Związek Britney Spears i paprazzi Adnana Ghaliba nabiera rumieńców. Piosenkarka już cztery razy spotkała się za fotografem. Okazało się również, że Ghalib od dawna próbował zwrócić jej uwagę. Ponoć już w lecie ubiegłego roku oświadczył przyjaciołom, że "wcześniej czy później zdobędzie Britney". Jego plany się spełniają: dopiero niedawno zbliżył się do Britney, a już dwukrotnie spędzili wspólnie noc w hotelu. Co więcej, razem przywitali Nowy Rok.
Para spędziła kameralny wieczór i noc w prywatnej rezydencji w pobliżu plaży. Adnan zwierzył się później, że to była "jedna z najpiękniejszych nocy w jego życiu". Dla Britney ten wieczór musiał mieć szczególne znaczenie, ponieważ oprócz reportera miała przy sobie synów.
Sean Preston i Jayden James spędzali sylwestrową noc z mamą. Podobno cała czwórka dobrze się bawiła. Oprócz nich w willi był tylko wyznaczony przez sąd obserwator.
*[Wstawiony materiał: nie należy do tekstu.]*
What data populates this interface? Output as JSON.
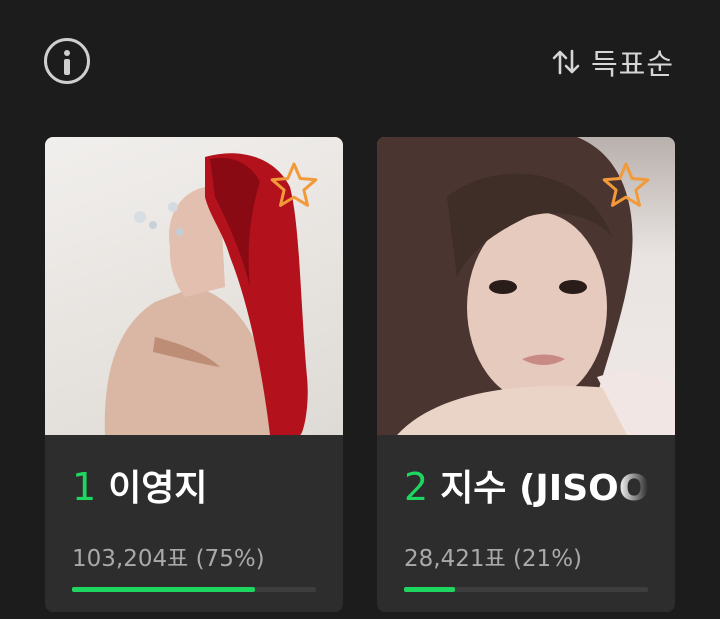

Jego obecność była niezbędna, gdyż zgodnie z zaleceniem sądu każde spotkanie Britney z dziećmi musi być monitorowane przez doradcę. Mimo to Britney zachowała dobry humor, a gdy chłopcy poszli spać, mogła nacieszyć się towarzystwem Adnana.
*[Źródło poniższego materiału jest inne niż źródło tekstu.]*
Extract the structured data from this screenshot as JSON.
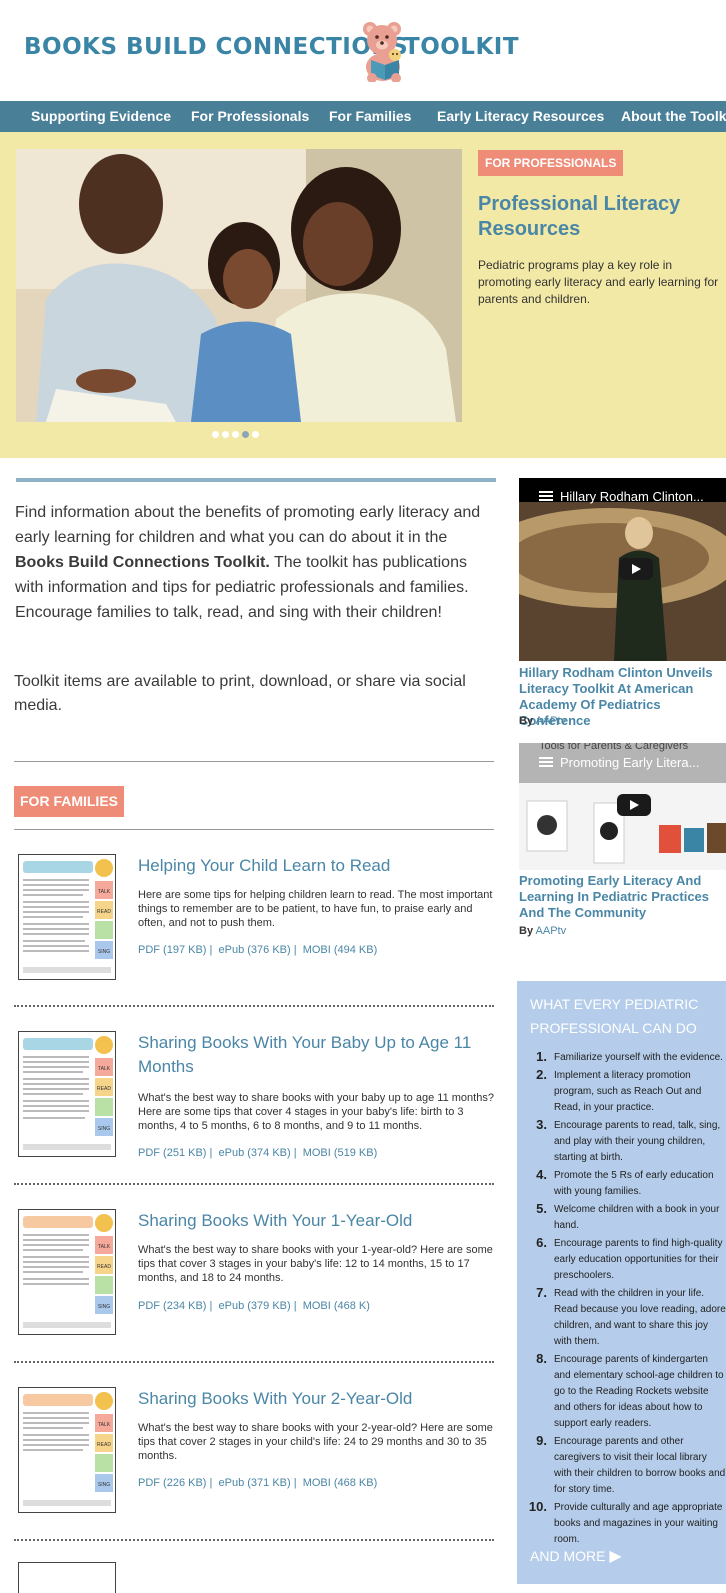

Romantyczny nastrój trwał jednak dość krótko. W Nowy Rok dziennikarze ujawnili drobną tajemnicę Ghaliba: okazało się, że paparazzi jest żonaty! Najwyraźniej jednak Spears nie przejęła się tą informacją. 2-ego stycznia znów spotkała się z fotografem, a ich randka po raz kolejny skończyła się w hotelowym pokoju...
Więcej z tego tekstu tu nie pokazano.